In what used to be my home, there are boxes containing the clothes I wore at my wedding, boxes of toys that my children will not give up, boxes holding the dishes I use at special occasions, boxes of photographs of relatives living and gone, and (many, many) boxes of books. Tomorrow morning, the truck will come to take all the boxes and move my life 1,366 miles, south by southwest.
It is at this moment—on this threshold that separates yesterday from tomorrow—that I can't help but think about how I got to this moment in life and where I am heading. I think of those corrugated cardboard boxes as telling a story about my life ... as if it were knowable.
It's easy to think that life can be reduced to an accumulation of stuff that can be separated, sorted, categorized and explained. We tend to forget, though, that, in day-to-day experience, the story of our lives is invisible to us. There are no sharp, defining corners. There are no neat bundles that can be carried one at a time. Our lives, as they are lived, are more complex than we can describe, with origins we do not understand, and a destination we cannot perceive.
There is a nice commentary on this week's Torah portion (Mas'ei) that points to this truth. The portion describes how the daughters of Zelophechad, whom we met two weeks ago in Parashat Pinchas, were required to marry within their tribe because they had inherited land from their father when he died without a male heir. The land must remain within their father's tribe, so the daughters are required to marry men of the same tribe. This becomes a law for all women in the identical situation.
However, many commentators have noticed that this law does not prevent some, or even most, of the situations in which a woman might inherit land. If a woman is already married to a man from another tribe when her father dies without a male heir, according to the law, she will inherit the land and the land eventually will pass out of her father's tribe. Why isn't there something in the law to prevent that situation?

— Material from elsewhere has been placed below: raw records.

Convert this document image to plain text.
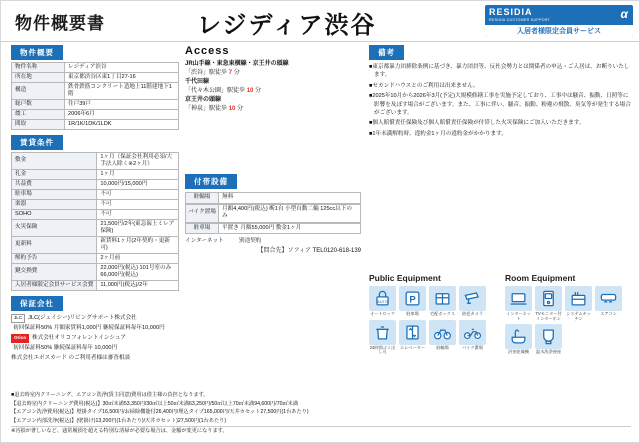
物件概要書	レジディア渋谷	RESIDIA
RESIDIA CUSTOMER SUPPORT	α
入居者様限定会員サービス
物件概要
物件名称	レジディア渋谷
所在地	東京都渋谷区東1丁目27-16
構造	鉄骨鉄筋コンクリート造地上11階建地下1階
総戸数	住戸39戸
竣工	2006年6月
間取	1R/1K/1DK/1LDK
賃貸条件
敷金	1ヶ月（保証会社利用必須/大手法人除く※2ヶ月）
礼金	1ヶ月
共益費	10,000円/15,000円
駐車場	不可
楽器	不可
SOHO	不可
火災保険	21,500円/2年(東急海上ミレア保険)
更新料	新賃料1ヶ月(2年契約・更新可)
解約予告	2ヶ月前
鍵交換費	22,000円(税込) 101号室のみ66,000円(税込)
入居者様限定会員サービス会費	11,000円(税込)/2年
保証会社
JLC	JLC(ジェイシー)リビングサポート株式会社
初回保証料50% 月額家賃料1,000円 継続保証料毎年10,000円
Orico	株式会社オリコフォレントインシュア
初回保証料50% 継続保証料毎年 10,000円
株式会社エポスカード のご利用者様は審査相談
Access
JR山手線・東急東横線・京王井の頭線
「渋谷」駅徒歩 7 分
千代田線
「代々木公園」駅徒歩 10 分
京王井の頭線
「神泉」駅徒歩 10 分
付帯設備
駐輪場	無料
バイク置場
月額4,400円(税込) 断1台 小型自動二輪 125cc以下のみ
駐車場	平置き 月額55,000円 敷金1ヶ月
インターネット	別途契約
【問合先】ソフィア TEL0120-618-139
備考
■東京都暴力団排除条例に基づき、暴力団員等、反社会勢力とは関係者の申込・ご入居は、お断りいたします。
■セカンドハウスとのご利用は出来ません。
■2025年10月から2026年3月(予定)大規模修繕工事を実施予定しており、工事中は騒音、振動、日照等に影響を及ぼす場合がございます。また、工事に伴い、騒音、振動、粉塵の飛散、臭気等が発生する場合がございます。
■個人賠償責任保険及び個人賠償責任保険が付帯した火災保険にご加入いただきます。
■1年未満解約時、違約金1ヶ月の違約金がかかります。
Public Equipment
AUTO
オートロック
P
駐車場	宅配ボックス	防犯カメラ
24時間ゴミ出し可
エレベーター	駐輪場	バイク置場
Room Equipment
インターネット
TVモニター付インターホン
システムキッチン
エアコン
浴室乾燥機	温水洗浄便座
■退去時室内クリーニング、エアコン洗浄(賃主同意)費用は借主様の負担となります。
【退去時室内クリーニング費用(税込)】30㎡未満53,350円/30㎡以上50㎡未満63,250円/50㎡以上70㎡未満94,600円/70㎡未満
【エアコン洗浄費用(税込)】壁掛タイプ16,500円/お掃除機能付26,400円/埋込タイプ165,000円/天井カセット27,500円(1台あたり)
【エアコン内部洗浄(税込)】(壁掛け)13,200円(1台あたり)/天井カセット)27,500円(1台あたり)
※汚損が著しいなど、通常履損を超える特別な清掃が必要な場合は、金額が変更になります。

The Ramban (also known as Nachmanides) says of this seeming inconsistency that, "The Torah does not want to concern itself with things to come in the future." That is, the Torah does not wish to prevent women from marrying outside of their tribe because of the mere possibility that they might someday inherit land. The Torah is about life in the now. We cannot live properly in the present if we are forever shadowed by what might be in the future.

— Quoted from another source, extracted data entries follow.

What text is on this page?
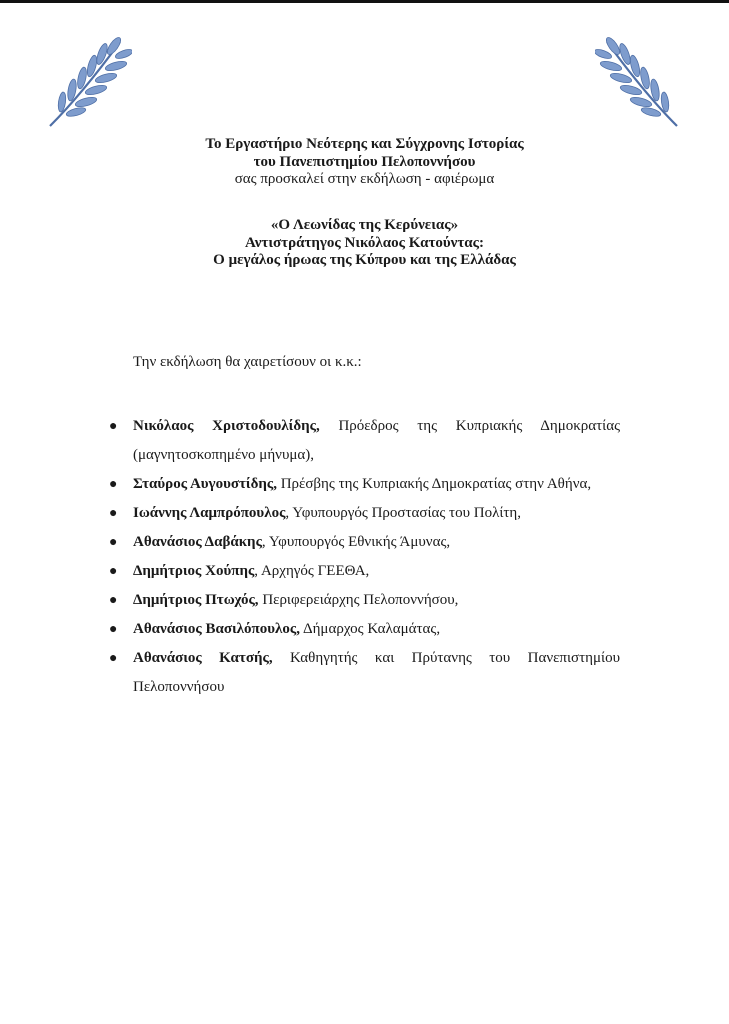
Το Εργαστήριο Νεότερης και Σύγχρονης Ιστορίας
του Πανεπιστημίου Πελοποννήσου
σας προσκαλεί στην εκδήλωση - αφιέρωμα
«Ο Λεωνίδας της Κερύνειας»
Αντιστράτηγος Νικόλαος Κατούντας:
Ο μεγάλος ήρωας της Κύπρου και της Ελλάδας
Την εκδήλωση θα χαιρετίσουν οι κ.κ.:
● Νικόλαος Χριστοδουλίδης, Πρόεδρος της Κυπριακής Δημοκρατίας (μαγνητοσκοπημένο μήνυμα),
● Σταύρος Αυγουστίδης, Πρέσβης της Κυπριακής Δημοκρατίας στην Αθήνα,
● Ιωάννης Λαμπρόπουλος, Υφυπουργός Προστασίας του Πολίτη,
● Αθανάσιος Δαβάκης, Υφυπουργός Εθνικής Άμυνας,
● Δημήτριος Χούπης, Αρχηγός ΓΕΕΘΑ,
● Δημήτριος Πτωχός, Περιφερειάρχης Πελοποννήσου,
● Αθανάσιος Βασιλόπουλος, Δήμαρχος Καλαμάτας,
● Αθανάσιος Κατσής, Καθηγητής και Πρύτανης του Πανεπιστημίου Πελοποννήσου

To strengthen his point, Ramban quotes the book of Ecclesiastes, which asks, "Who can straighten what God has twisted?” (Ecclesiastes 7:13).
Life is filled with a seemingly endless series of false starts, plot twists, and surprise endings. Nobody knows exactly what possibile turns of fate have led us to the moment we now inhabit. None of us can say where the future might take us. The Torah is not concerned with where we might end up in a year—or five, or ten, or a thousand—from now. The Torah can only speak to the situation we are in right now, at this moment.
At this moment, the boxes surround me. At this moment, I cannot be sure about how I got here, or where this collection of memories may accompany me in the future. The only thing that matters is now. God is going to keep twisting my life around me, whether I like it or not. The only thing I can do is appreciate the journey, wherever it takes me, and enjoy the blessing of now.